# Setting Nock Height- Set level? Nock high? Super tuner advice wanted.....



## drw679 (Dec 12, 2011)

So here is my question: When setting nock height, should you run the nock level at all costs and adjust clean vertical nock travel with cam timing adjustment or set the nock height a bit high and then finish up with cam timing adjustments? How much nock high is too much or what is the max nock high you would run? I am sure you should mess with both and see which combo works best down range bare shaft. Any insight would be much appreciated. I have my sons Halon and Halon X running well, everything in spec, but would love to hear any other insight. Nuts n Bolts, Ontarget 7, I hope you guys see this. Thank you in advance.


----------



## patches2565 (Jun 21, 2015)

I like an 1/8 high. It tuned great for me at least. I also made timing perfect. 

Hopefully some of the big dogs chip in for ya. 
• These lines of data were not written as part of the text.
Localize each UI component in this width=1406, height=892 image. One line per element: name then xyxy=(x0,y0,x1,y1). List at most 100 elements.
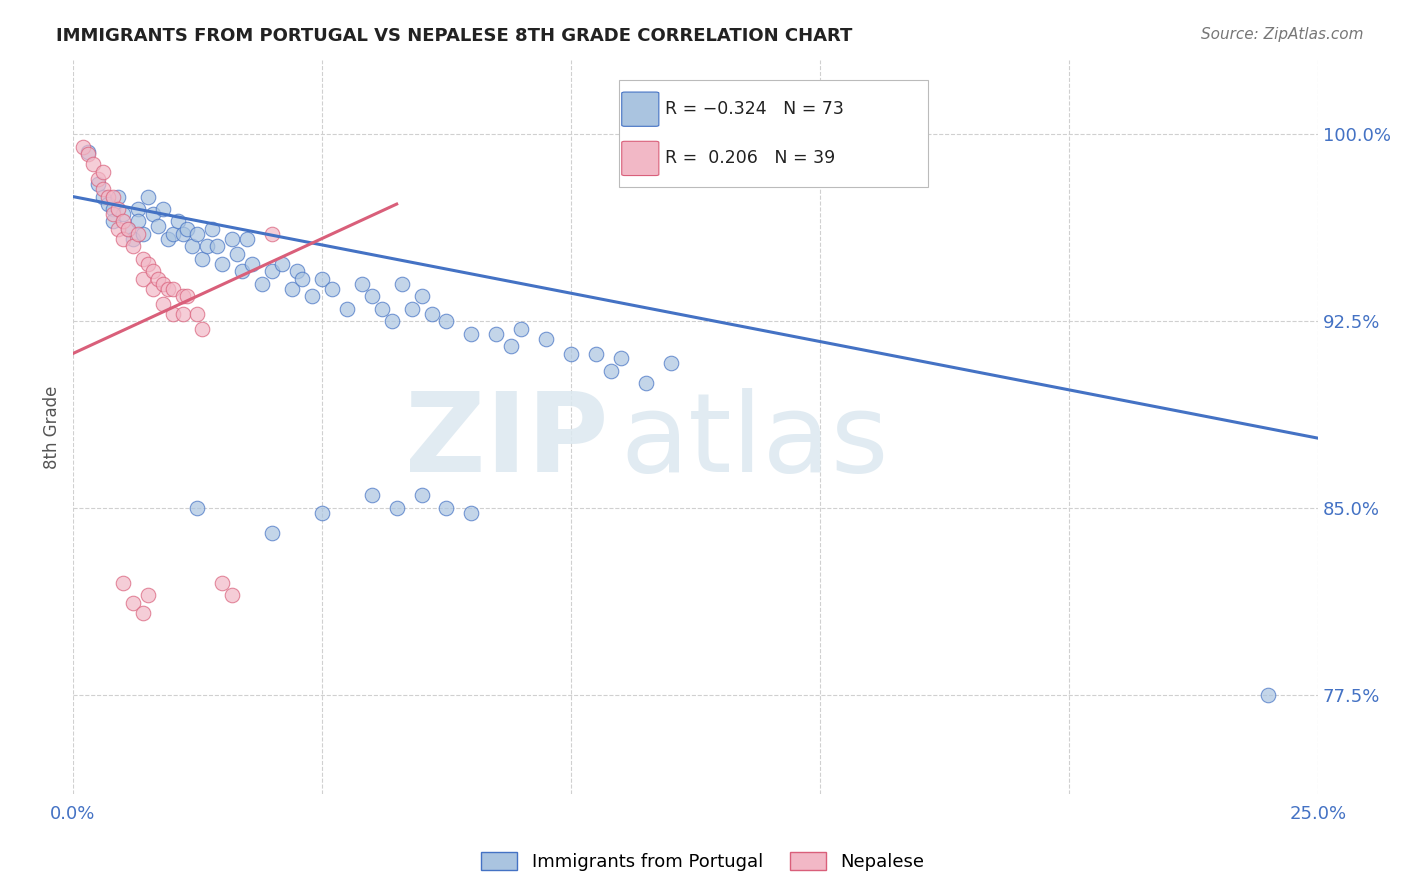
Point xyxy=(152,202,174,216)
Point xyxy=(311,272,333,286)
Point xyxy=(271,257,294,271)
Point xyxy=(152,296,174,310)
Point xyxy=(291,272,314,286)
Point xyxy=(127,227,149,241)
Point xyxy=(371,301,394,316)
Point xyxy=(142,264,165,278)
Point xyxy=(107,189,129,203)
Point xyxy=(131,272,153,286)
Point xyxy=(101,189,124,203)
Point xyxy=(176,222,198,236)
Point xyxy=(162,307,184,321)
Point xyxy=(76,147,98,161)
Point xyxy=(162,227,184,241)
Point xyxy=(460,326,482,341)
Point xyxy=(97,189,120,203)
FancyBboxPatch shape xyxy=(621,141,659,176)
Point xyxy=(236,232,259,246)
Point xyxy=(127,202,149,216)
Point xyxy=(411,488,433,502)
Point xyxy=(186,227,208,241)
Point xyxy=(321,282,343,296)
Point xyxy=(1257,688,1279,702)
Point xyxy=(156,232,179,246)
Point xyxy=(136,588,159,602)
Point xyxy=(156,282,179,296)
Text: atlas: atlas xyxy=(621,388,890,495)
Point xyxy=(82,157,104,171)
Point xyxy=(101,207,124,221)
Point xyxy=(111,207,134,221)
Point xyxy=(221,232,243,246)
Point xyxy=(152,277,174,291)
Point xyxy=(107,202,129,216)
Point xyxy=(191,252,214,266)
Point xyxy=(360,488,382,502)
Point xyxy=(585,346,607,360)
Point xyxy=(436,314,458,328)
Point xyxy=(91,189,114,203)
Point xyxy=(76,145,98,159)
Point xyxy=(436,500,458,515)
Point xyxy=(336,301,359,316)
Point xyxy=(211,575,233,590)
Point xyxy=(401,301,423,316)
Point xyxy=(162,282,184,296)
Point xyxy=(350,277,373,291)
Point xyxy=(146,219,169,234)
Point xyxy=(131,252,153,266)
Point xyxy=(510,321,533,335)
Text: ZIP: ZIP xyxy=(405,388,609,495)
Point xyxy=(411,289,433,303)
Point xyxy=(87,177,110,191)
Point xyxy=(485,326,508,341)
Point xyxy=(634,376,657,391)
Point xyxy=(181,239,204,253)
FancyBboxPatch shape xyxy=(621,92,659,127)
Point xyxy=(501,339,523,353)
Point xyxy=(360,289,382,303)
Text: R =  0.206   N = 39: R = 0.206 N = 39 xyxy=(665,150,835,168)
Point xyxy=(281,282,304,296)
Point xyxy=(226,247,249,261)
Point xyxy=(131,606,153,620)
Point xyxy=(231,264,253,278)
Point xyxy=(121,239,143,253)
Point xyxy=(111,214,134,228)
Point xyxy=(121,232,143,246)
Point xyxy=(197,239,219,253)
Point xyxy=(136,257,159,271)
Point xyxy=(262,227,284,241)
Point xyxy=(131,227,153,241)
Point xyxy=(186,500,208,515)
Point xyxy=(91,164,114,178)
Point xyxy=(97,197,120,211)
Point xyxy=(285,264,308,278)
Point xyxy=(136,189,159,203)
Text: IMMIGRANTS FROM PORTUGAL VS NEPALESE 8TH GRADE CORRELATION CHART: IMMIGRANTS FROM PORTUGAL VS NEPALESE 8TH… xyxy=(56,27,852,45)
Point xyxy=(311,506,333,520)
Y-axis label: 8th Grade: 8th Grade xyxy=(44,385,60,468)
Point xyxy=(221,588,243,602)
Point xyxy=(534,332,557,346)
Point xyxy=(87,172,110,186)
Point xyxy=(240,257,263,271)
Point xyxy=(262,264,284,278)
Point xyxy=(127,214,149,228)
Point xyxy=(172,307,194,321)
FancyBboxPatch shape xyxy=(619,80,928,187)
Text: Source: ZipAtlas.com: Source: ZipAtlas.com xyxy=(1201,27,1364,42)
Point xyxy=(560,346,582,360)
Point xyxy=(172,227,194,241)
Point xyxy=(142,282,165,296)
Point xyxy=(460,506,482,520)
Legend: Immigrants from Portugal, Nepalese: Immigrants from Portugal, Nepalese xyxy=(474,845,932,879)
Point xyxy=(117,222,139,236)
Point xyxy=(207,239,229,253)
Point xyxy=(142,207,165,221)
Point xyxy=(91,182,114,196)
Point xyxy=(121,596,143,610)
Point xyxy=(599,364,621,378)
Point xyxy=(111,232,134,246)
Point xyxy=(101,202,124,216)
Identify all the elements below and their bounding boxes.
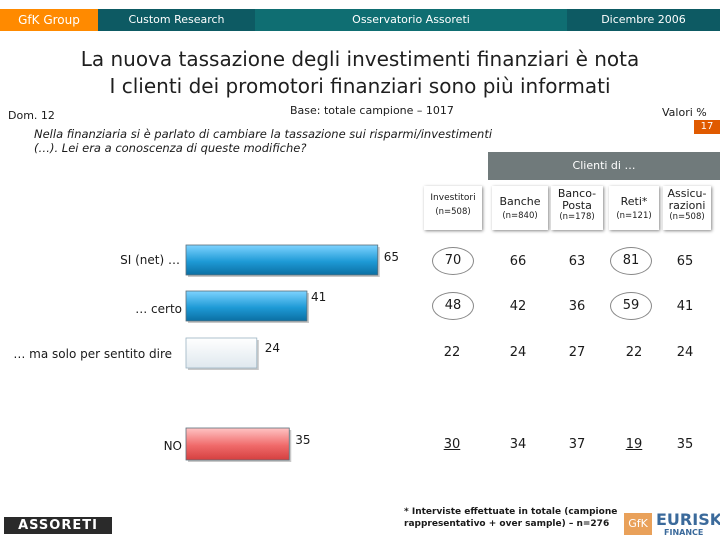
cell-certo-reti: 59 — [610, 292, 652, 320]
cell-certo-assicurazioni: 41 — [676, 299, 694, 314]
cell-sentito-assicurazioni: 24 — [676, 345, 694, 360]
cell-sentito-bancoposta: 27 — [568, 345, 586, 360]
bar-1 — [185, 290, 308, 322]
cell-no-reti: 19 — [625, 437, 643, 452]
eurisko-logo: EURISKO — [656, 510, 720, 529]
bar-shadow — [188, 430, 292, 462]
column-header-bancoposta: Banco-Posta (n=178) — [551, 186, 603, 230]
header-date: Dicembre 2006 — [567, 9, 720, 31]
page-number: 17 — [694, 120, 720, 134]
column-n: (n=508) — [669, 212, 705, 222]
column-label: Banche — [499, 195, 541, 208]
question-text: Nella finanziaria si è parlato di cambia… — [34, 127, 493, 155]
row-label-certo: … certo — [135, 302, 182, 316]
cell-certo-banche: 42 — [509, 299, 527, 314]
column-header-banche: Banche (n=840) — [492, 186, 548, 230]
column-header-investitori: Investitori (n=508) — [424, 186, 482, 230]
cell-si-reti: 81 — [610, 247, 652, 275]
cell-sentito-investitori: 22 — [443, 345, 461, 360]
bar-2 — [185, 337, 258, 369]
bar-value-label: 35 — [295, 433, 310, 447]
finance-logo: FINANCE — [664, 528, 704, 537]
bar-value-label: 24 — [265, 341, 280, 355]
header-group: GfK Group — [0, 9, 98, 31]
column-label: Assicu-razioni — [667, 187, 707, 212]
cell-si-banche: 66 — [509, 254, 527, 269]
values-unit: Valori % — [662, 106, 707, 119]
column-label: Banco-Posta — [557, 187, 597, 212]
cell-certo-bancoposta: 36 — [568, 299, 586, 314]
column-n: (n=508) — [435, 207, 471, 217]
bar-shadow — [188, 293, 309, 323]
cell-si-bancoposta: 63 — [568, 254, 586, 269]
bar-3 — [185, 427, 290, 461]
cell-no-investitori: 30 — [443, 437, 461, 452]
column-n: (n=121) — [616, 211, 652, 221]
gfk-logo: GfK — [624, 513, 652, 535]
row-label-sentito-dire: … ma solo per sentito dire — [13, 347, 172, 361]
column-label: Reti* — [620, 195, 648, 208]
header-osservatorio: Osservatorio Assoreti — [255, 9, 567, 31]
cell-sentito-reti: 22 — [625, 345, 643, 360]
column-n: (n=178) — [559, 212, 595, 222]
row-label-si-net: SI (net) … — [120, 253, 180, 267]
column-header-reti: Reti* (n=121) — [609, 186, 659, 230]
cell-no-banche: 34 — [509, 437, 527, 452]
clienti-header: Clienti di … — [488, 152, 720, 180]
base-note: Base: totale campione – 1017 — [290, 104, 454, 117]
column-label: Investitori — [430, 193, 476, 203]
header-custom-research: Custom Research — [98, 9, 255, 31]
title-line-2: I clienti dei promotori finanziari sono … — [109, 74, 611, 98]
title-line-1: La nuova tassazione degli investimenti f… — [80, 47, 640, 71]
row-label-no: NO — [163, 439, 182, 453]
cell-certo-investitori: 48 — [432, 292, 474, 320]
bar-value-label: 41 — [311, 290, 326, 304]
column-n: (n=840) — [502, 211, 538, 221]
cell-sentito-banche: 24 — [509, 345, 527, 360]
bar-shadow — [188, 340, 259, 370]
column-header-assicurazioni: Assicu-razioni (n=508) — [663, 186, 711, 230]
cell-no-assicurazioni: 35 — [676, 437, 694, 452]
bar-value-label: 65 — [384, 250, 399, 264]
cell-si-investitori: 70 — [432, 247, 474, 275]
footnote: * Interviste effettuate in totale (campi… — [404, 507, 618, 529]
question-number: Dom. 12 — [8, 109, 55, 122]
bar-shadow — [188, 247, 380, 277]
bar-0 — [185, 244, 379, 276]
cell-no-bancoposta: 37 — [568, 437, 586, 452]
assoreti-logo: ASSORETI — [4, 517, 112, 534]
cell-si-assicurazioni: 65 — [676, 254, 694, 269]
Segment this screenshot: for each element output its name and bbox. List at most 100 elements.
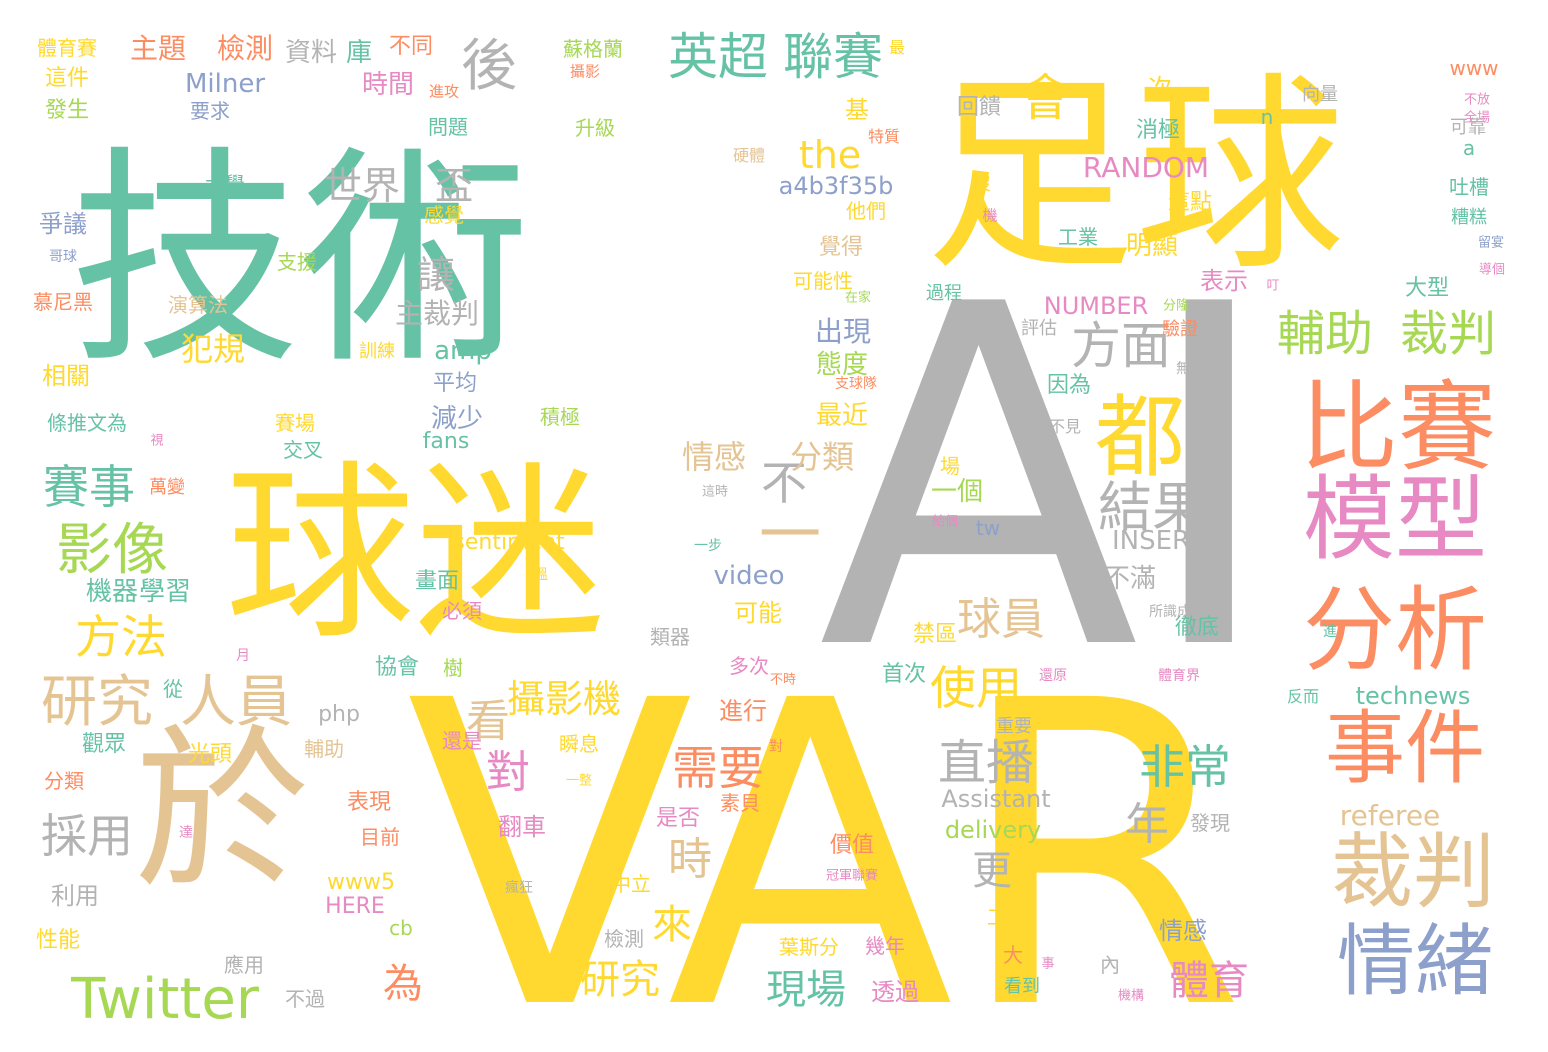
word-cloud-word: 讓 <box>416 253 456 297</box>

Sent from my SM-G920V using Tapatalk


----------



## Macdoc18 (Dec 28, 2012)

tagged


----------



## pottergreg (Mar 20, 2015)

Start with level/square, and try to keep it there. And tiller set even. Start with Cams synced. Cam sync it to where you get the best bare shaft tuning. Try taking it out of sync in both directions to see if you get the desired results. ALWAYS write down every change and the result of that change. If you get to a place where your bare shaft is high and a 1/2 turn in your control cable makes it low, then tiller tune it in. It takes really good form to achieve this level of tune. Are your arrows spined, if not they should be? if not, only use the same arrows. Then try different (high/low) grips to see if makes a difference, some of the pretty wooden grips contribute to this problem (Hoyts for me) I shoot them with side plates much better. Move D loop/rest only as a last resort. Hope this helps.


----------



## edthearcher (Nov 2, 2002)

many opinions but here are mine, i have a bow holder and i use levels, one goes on the string the other goes on the arrow, mark string install D loop, now i go to time my cams, i dont believe in having 1 cam or the other advanced or ******ed, after that i go to my center shot, meaning distance from the riser to the center of the arrow. this are just starting points. after this is done, i now start my paper tuning, this some times just takes a few min. or even hours, paper tuning requires an almost perfect grip. i do this at 6 feet than 15 feet. now i know the bow is shooting perfect, i now group tune my arrows by placing a cross on a piece of paper, start with my left and rights, so all my arrows will go into a 3/4 line by adjusting my rest slightly, after this is done i go to the horz. line . now in my mind with field points i,am sighted in at 20 yards. using the same size or weight broad head they should hit the same or dam close


----------



## Huntinsker (Feb 9, 2012)

Depends on the cam design. Personally, single cams and hybrids get the nock set a little high of 90deg, usually 1/8" or so. Binary cams get it set level. From there, tuning dictates whether it stays or moves. If I have to adjust the cam timing too far from where I want it, top hitting first in hybrids and hitting together on binaries, then it or the rest gets moved a little. But it all depends on the shooting/tuning results. I try not to get too hung up on putting it in one spot and refusing to wiggle one way or the other. I don't every like a nock low though.


----------



## drw679 (Dec 12, 2011)

Awesome info guys and thank you! I am looking forward to trying a few of these methods.


----------



## Aviduser01 (Jan 22, 2017)

For whatever reason the pse's ive owned like 1/8-1/4 nock high with the timing bang on.
On a good day i can stack arrows at 55 so i dont worry about it


----------



## drw679 (Dec 12, 2011)

I will try it a few different ways and see what the best down range performance is. I appreciate all the good info.


----------